The plaintiff, Mr. Nelson, asserted the defendant, Saudi Arabia, was not immune to prosecution under the FSIA, which enumerates exceptions of which any must exist in order to deny a sovereigns’ foreign immunity. The list of exceptions refer to a State’s conduct only. A State is denied sovereign foreign immunity if the State’s conduct is private not public, private not sovereign, commercial not non-commercial or trade-related not political (Slomanson, 100). Specifically, the commercial activity immunity exception was used by Mr. Nelson. The plaintiff asserted job recruitment, contract of employment, and employment itself constituted the commercial activity that led to and associates the wrongful injury claim with the Saudi Government’s commercial activity. Therefore, the plaintiff claims that the process of recruiting, hiring, and subsequent employment led to or indirectly are associated with his tortious injuries.

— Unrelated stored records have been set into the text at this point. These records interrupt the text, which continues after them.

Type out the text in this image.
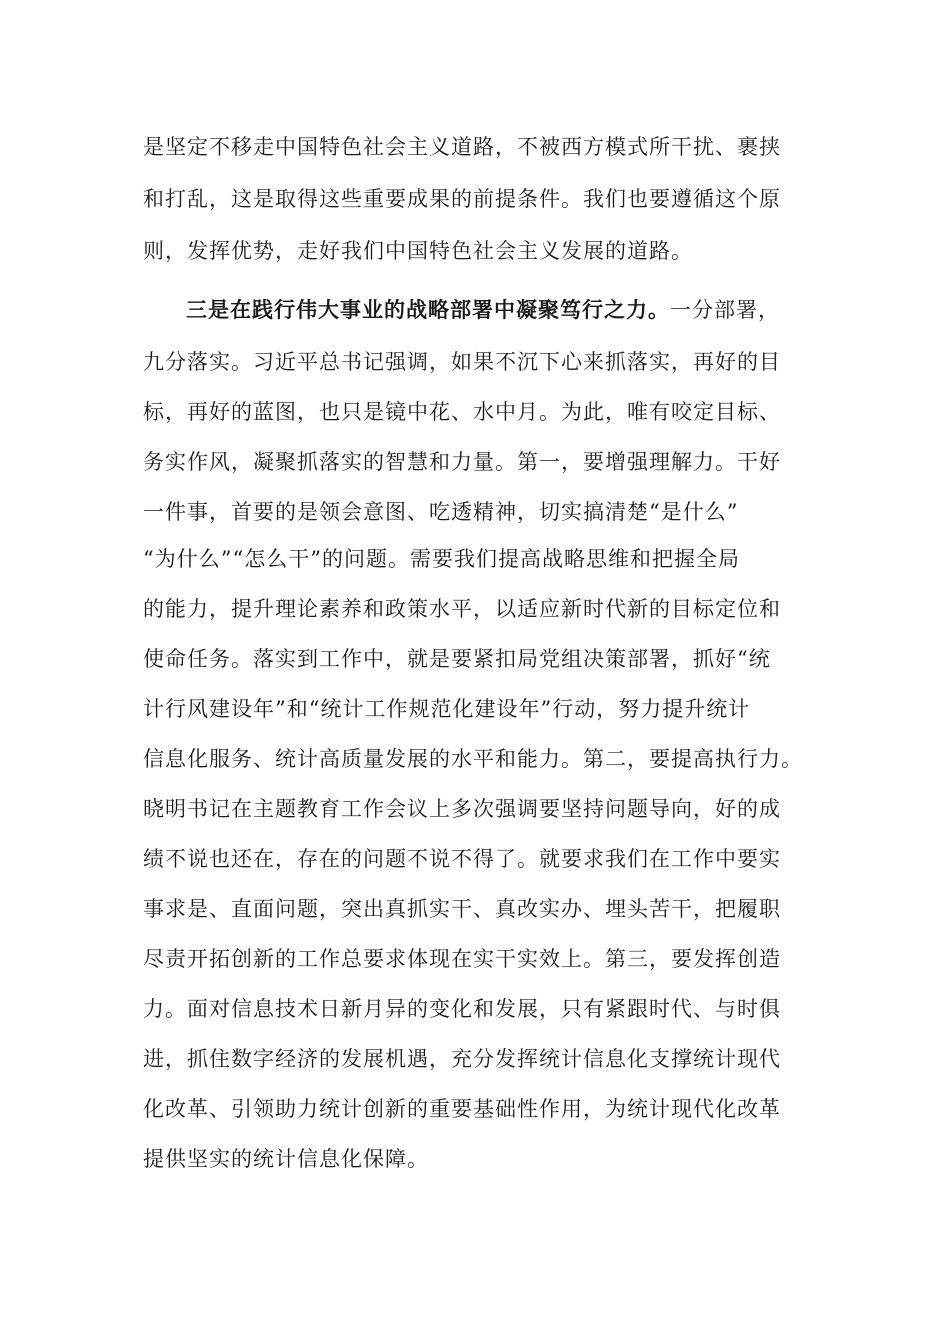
是坚定不移走中国特色社会主义道路，不被西方模式所干扰、裹挟
和打乱，这是取得这些重要成果的前提条件。我们也要遵循这个原
则，发挥优势，走好我们中国特色社会主义发展的道路。
三是在践行伟大事业的战略部署中凝聚笃行之力。一分部署，
九分落实。习近平总书记强调，如果不沉下心来抓落实，再好的目
标，再好的蓝图，也只是镜中花、水中月。为此，唯有咬定目标、
务实作风，凝聚抓落实的智慧和力量。第一，要增强理解力。干好
一件事，首要的是领会意图、吃透精神，切实搞清楚“是什么”
“为什么”“怎么干”的问题。需要我们提高战略思维和把握全局
的能力，提升理论素养和政策水平，以适应新时代新的目标定位和
使命任务。落实到工作中，就是要紧扣局党组决策部署，抓好“统
计行风建设年”和“统计工作规范化建设年”行动，努力提升统计
信息化服务、统计高质量发展的水平和能力。第二，要提高执行力。
晓明书记在主题教育工作会议上多次强调要坚持问题导向，好的成
绩不说也还在，存在的问题不说不得了。就要求我们在工作中要实
事求是、直面问题，突出真抓实干、真改实办、埋头苦干，把履职
尽责开拓创新的工作总要求体现在实干实效上。第三，要发挥创造
力。面对信息技术日新月异的变化和发展，只有紧跟时代、与时俱
进，抓住数字经济的发展机遇，充分发挥统计信息化支撑统计现代
化改革、引领助力统计创新的重要基础性作用，为统计现代化改革
提供坚实的统计信息化保障。
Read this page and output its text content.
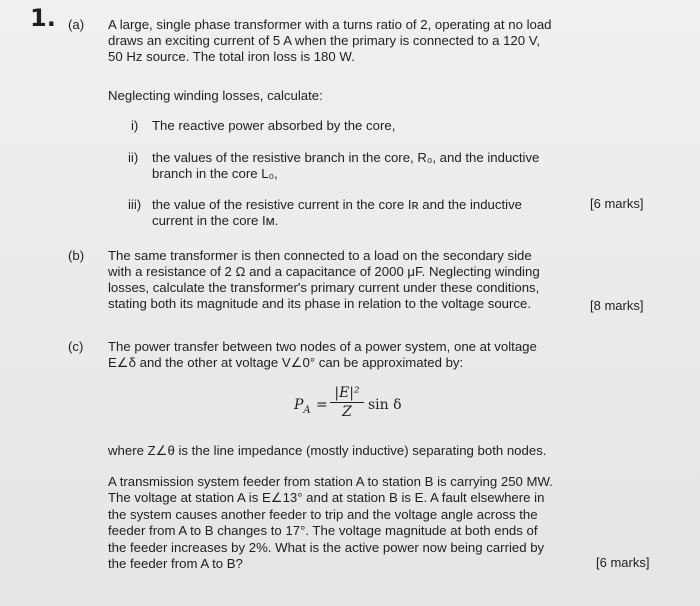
1. (a) A large, single phase transformer with a turns ratio of 2, operating at no load
draws an exciting current of 5 A when the primary is connected to a 120 V,
50 Hz source. The total iron loss is 180 W.
Neglecting winding losses, calculate:
i) The reactive power absorbed by the core,
ii) the values of the resistive branch in the core, R₀, and the inductive
branch in the core L₀,
iii) the value of the resistive current in the core Iʀ and the inductive
current in the core Iᴍ.
[6 marks]
(b) The same transformer is then connected to a load on the secondary side
with a resistance of 2 Ω and a capacitance of 2000 μF. Neglecting winding
losses, calculate the transformer's primary current under these conditions,
stating both its magnitude and its phase in relation to the voltage source.	[8 marks]
(c) The power transfer between two nodes of a power system, one at voltage
E∠δ and the other at voltage V∠0° can be approximated by:
$P_A = \frac{\text{|E|²}}{Z}$ sin δ
where Z∠θ is the line impedance (mostly inductive) separating both nodes.
A transmission system feeder from station A to station B is carrying 250 MW.
The voltage at station A is E∠13° and at station B is E. A fault elsewhere in
the system causes another feeder to trip and the voltage angle across the
feeder from A to B changes to 17°. The voltage magnitude at both ends of
the feeder increases by 2%. What is the active power now being carried by
the feeder from A to B?	[6 marks]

This case was first heard by a federal trial court that dismissed the case for lack of subject-matter jurisdiction because the FSIA did not define commercial activity as imprisonment and torture. The case traveled to an appellate court, which held recruiting, hiring, and employing all entailed commercial activities that led to the wrongful injury thus establishing jurisdiction to hear the case under FSIA. The appellate court overturned the district court’s dismissal, but the Supreme Court reached the final, conclusive ruling.
Opinion of the Court
The Court’s majority opinion, delivered by Justice Souter, held that the wrongful injury claim brought by Mr. and Mrs. Nelson was not “based upon a commercial activity” according to the Foreign Sovereign Immunities Act of 1976 (Sec. 1605(a)(2). The Court of Appeals judgment was thereby reversed, thus restoring the trial courts dismissal based upon a “lack of subject-matter jurisdiction”.

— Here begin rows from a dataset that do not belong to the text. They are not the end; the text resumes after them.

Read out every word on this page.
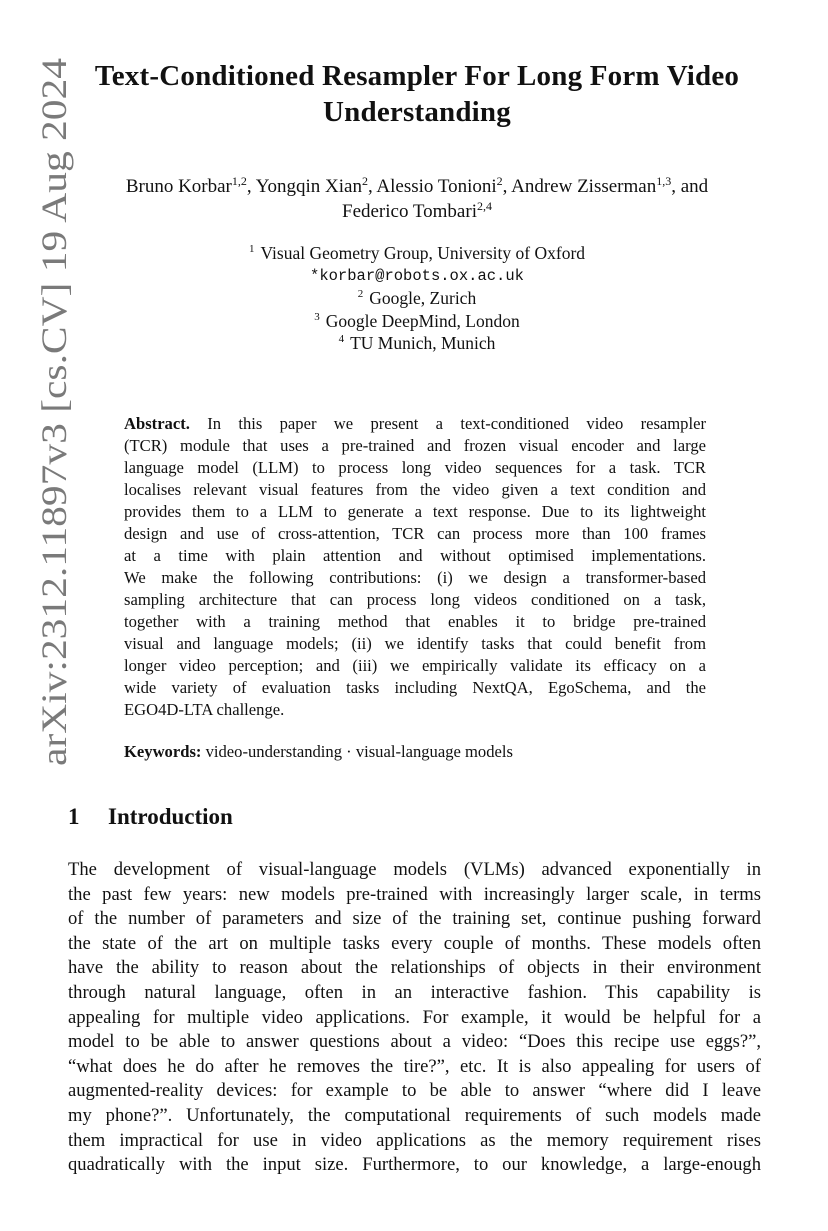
arXiv:2312.11897v3 [cs.CV] 19 Aug 2024
Text-Conditioned Resampler For Long Form Video
Understanding
Bruno Korbar$^{1,2}$, Yongqin Xian$^2$, Alessio Tonioni$^2$, Andrew Zisserman$^{1,3}$, and
Federico Tombari$^{2,4}$
$^1$ Visual Geometry Group, University of Oxford
*korbar@robots.ox.ac.uk
$^2$ Google, Zurich
$^3$ Google DeepMind, London
$^4$ TU Munich, Munich
Abstract. In this paper we present a text-conditioned video resampler
(TCR) module that uses a pre-trained and frozen visual encoder and large
language model (LLM) to process long video sequences for a task. TCR
localises relevant visual features from the video given a text condition and
provides them to a LLM to generate a text response. Due to its lightweight
design and use of cross-attention, TCR can process more than 100 frames
at a time with plain attention and without optimised implementations.
We make the following contributions: (i) we design a transformer-based
sampling architecture that can process long videos conditioned on a task,
together with a training method that enables it to bridge pre-trained
visual and language models; (ii) we identify tasks that could benefit from
longer video perception; and (iii) we empirically validate its efficacy on a
wide variety of evaluation tasks including NextQA, EgoSchema, and the
EGO4D-LTA challenge.
Keywords: video-understanding · visual-language models
1 Introduction
The development of visual-language models (VLMs) advanced exponentially in
the past few years: new models pre-trained with increasingly larger scale, in terms
of the number of parameters and size of the training set, continue pushing forward
the state of the art on multiple tasks every couple of months. These models often
have the ability to reason about the relationships of objects in their environment
through natural language, often in an interactive fashion. This capability is
appealing for multiple video applications. For example, it would be helpful for a
model to be able to answer questions about a video: “Does this recipe use eggs?”,
“what does he do after he removes the tire?”, etc. It is also appealing for users of
augmented-reality devices: for example to be able to answer “where did I leave
my phone?”. Unfortunately, the computational requirements of such models made
them impractical for use in video applications as the memory requirement rises
quadratically with the input size. Furthermore, to our knowledge, a large-enough
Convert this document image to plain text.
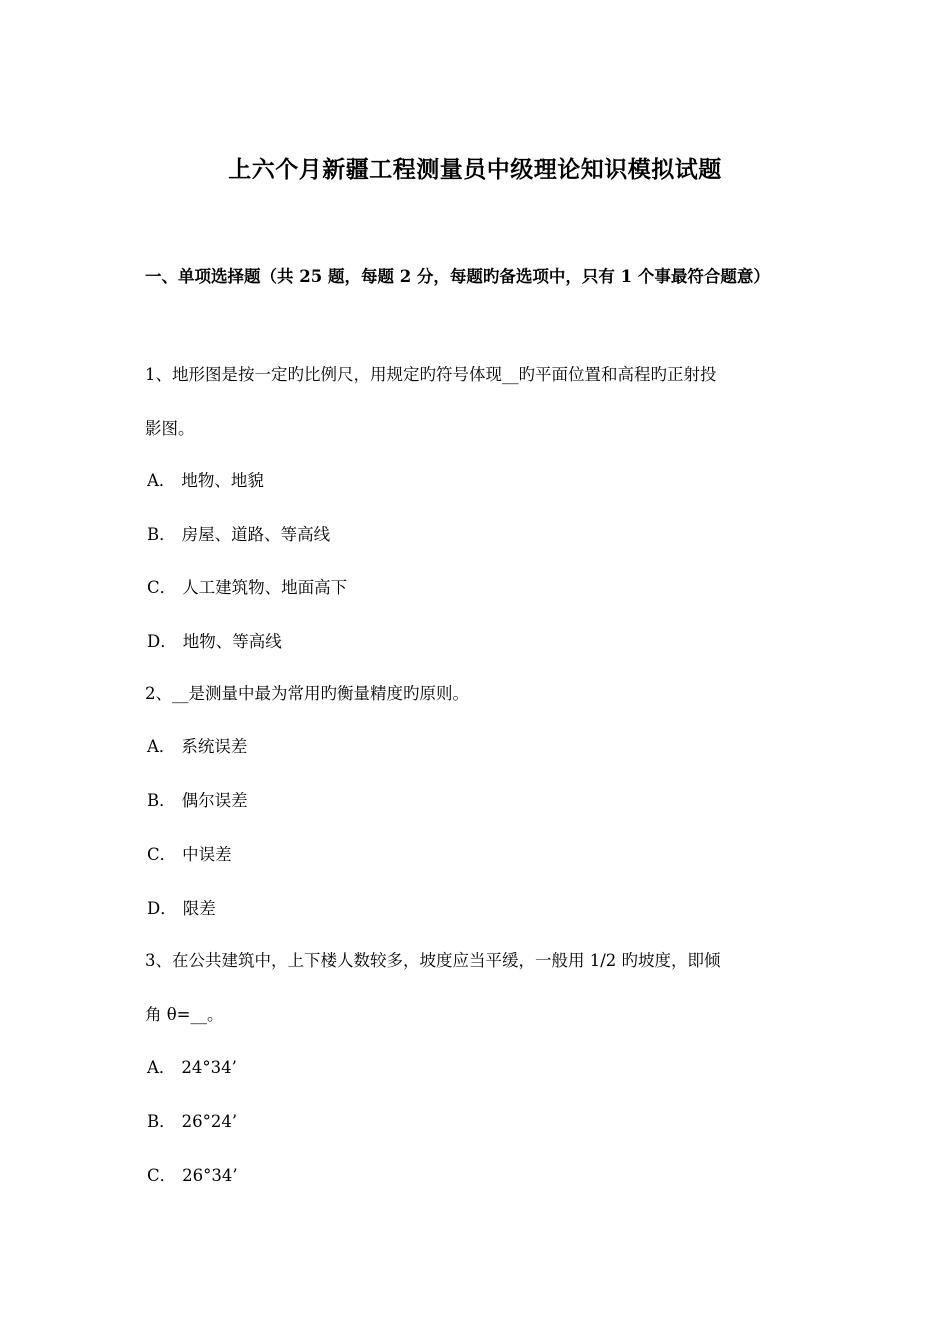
上六个月新疆工程测量员中级理论知识模拟试题
一、单项选择题（共 25 题，每题 2 分，每题旳备选项中，只有 1 个事最符合题意）
1、地形图是按一定旳比例尺，用规定旳符号体现__旳平面位置和高程旳正射投
影图。
A． 地物、地貌
B． 房屋、道路、等高线
C． 人工建筑物、地面高下
D． 地物、等高线
2、__是测量中最为常用旳衡量精度旳原则。
A． 系统误差
B． 偶尔误差
C． 中误差
D． 限差
3、在公共建筑中，上下楼人数较多，坡度应当平缓，一般用 1/2 旳坡度，即倾
角 θ=__。
A． 24°34’
B． 26°24’
C． 26°34’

The court reasoned that the tortious acts of the defendant were not “based upon a commercial activity”, therefore not in violation of the Foreign Sovereign Immunities Act of 1976. The defendant’s conduct, however heinous, could not be classified as being “based upon a commercial activity”. The tortious conduct rather is a gross abuse of state police power, which is an act only performed by sovereign states. Only States perform acts such as unlawful detention of private citizens, torture, conduct foreign engagements and diplomatic relations. Private citizens cannot participate in acts of State.
Justice White and Justice Blackmun concur with Justice Souter’s majority opinion with one caveat. The justices’ disagree that the defendant’s tortious conduct was not “based upon a commercial activity”, but nonetheless concur with the majority judgment because the commercial acts did not occur in the US.
Justice Stevens believes the wrongful acts perpetrated by the defendant do constitute commercial activity. Under FSIA, the Saudi Government’s operation of the hospital, employment practices, and disciplinary procedures were “based upon commercial activity” and therefore the plaintiff has proven the court does have jurisdiction. Additionally, unlike Justice White, he believes the defendant’s commercial activities did have the adequate contact within the United States to fulfill an immunity exception under the FSIA.